BUIP033: (passed) Parallel Validation

Peter Tschipper · Oct 22, 2016

BUIP033: Parallel Validation
Proposer: Peter Tschipper
Submitted on: 10/22/2016

Summary:

Essentially Parallel Validation is a simple concept. Rather than validating each block within the main processing thread, we instead create a separate thread to do the block validation. If more than one block arrives to be processed then we create yet another thread. There are currently up to 4 parallel block processing threads available making a big block DDOS attack impossible. Furthermore, if any attacker were somehow able to jam all 4 processing threads and another block arrived, then the processing for the largest block would be interrupted allowing the smaller block to proceed, unless the larger block or blocks have most proof of work. So only the most proof of work and smallest blocks will be allowed to finish in such
as case.

If there are multiple blocks processing at the same time, when one of the blocks wins the race to complete, then the other threads of processing are interrupted and the winner will be able to update the UTXO and advance the chain tip. Although the other blocks that were interrupted will still be stored on disk in the event of a re-org.

Design:

The following describes the internal mechanisms used to achieve parallel validation.

2a) Script Check Queues: A total of four script check queues are created with their own thread group which are used to validated signatures.
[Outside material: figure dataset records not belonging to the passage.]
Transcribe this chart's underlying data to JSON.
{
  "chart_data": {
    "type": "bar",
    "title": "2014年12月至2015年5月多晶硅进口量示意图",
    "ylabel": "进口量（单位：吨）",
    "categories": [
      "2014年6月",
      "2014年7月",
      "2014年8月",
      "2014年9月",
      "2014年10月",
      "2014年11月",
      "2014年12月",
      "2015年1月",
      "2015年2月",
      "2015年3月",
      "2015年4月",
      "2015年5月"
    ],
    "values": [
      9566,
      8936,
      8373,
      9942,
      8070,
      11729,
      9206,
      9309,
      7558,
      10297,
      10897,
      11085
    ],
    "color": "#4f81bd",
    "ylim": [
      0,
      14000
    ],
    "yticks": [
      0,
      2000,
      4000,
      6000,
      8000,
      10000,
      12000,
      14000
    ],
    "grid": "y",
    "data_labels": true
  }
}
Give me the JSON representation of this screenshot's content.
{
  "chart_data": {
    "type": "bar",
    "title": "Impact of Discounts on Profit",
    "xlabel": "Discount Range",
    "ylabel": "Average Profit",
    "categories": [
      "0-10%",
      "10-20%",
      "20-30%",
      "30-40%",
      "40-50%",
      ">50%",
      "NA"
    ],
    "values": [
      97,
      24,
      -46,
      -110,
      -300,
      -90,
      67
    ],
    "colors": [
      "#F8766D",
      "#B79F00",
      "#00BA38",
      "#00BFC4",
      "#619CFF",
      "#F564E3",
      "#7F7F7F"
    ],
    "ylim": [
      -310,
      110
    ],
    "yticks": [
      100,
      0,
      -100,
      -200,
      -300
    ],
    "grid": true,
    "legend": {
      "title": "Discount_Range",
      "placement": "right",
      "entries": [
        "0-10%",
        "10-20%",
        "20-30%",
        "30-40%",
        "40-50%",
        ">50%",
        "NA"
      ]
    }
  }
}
Each new block that arrives will be assigned one of those queues during the validation process.

2b) Semaphores: There are two semaphores for managing block validations which are sized at 4, for new blocks, and 32 for IBD. Although there are only 4 script queues available we still allow 32 IBD threads to run concurrently since that gives the main processing thread a chance to retrieve other blocks while the current ones complete their validation.

2c) Locking: The parallel processing is made possible by first having separate threads for validation, but then largely by managing the internal locks of `cs_main` in the `ConnectBlock()` function which is found in the `src/main.cpp` source file. During the process of `CheckInputs()` we do not have to maintain the lock on `cs_main` which allows other competing threads to continue their own validation; the reason for this is that each thread of validation uses it's own view of the UTXO and the scriptcheckqueue's have their own internal locking mechanism. Furthermore when it comes time to wait for the script threads to finish we also do not need to maintain the `cs_main` locks during the `control.Wait()`.

Although this unlocking and locking of `cs_main` causes some overhead it is not invoked during the mining process but only when we receive a new block from an external source which needs validation. It is designed primarily to prevent the big block DDOS attack from jamming the main processing thread.

2d) Interrupts: If multiple blocks are competing to win the validation race or if all 4 script queues are in use and another new block arrives there are several ways we use to stop one or all of the other competing threads. We do this by first sending a message to quit the script threads which prevents them from completing their verification, followed by issuing a standard thread interrupt. Also, if one block has finished and has advanced the tip, the other concurrent threads will see that the tip has advanced and will exit their validation threads.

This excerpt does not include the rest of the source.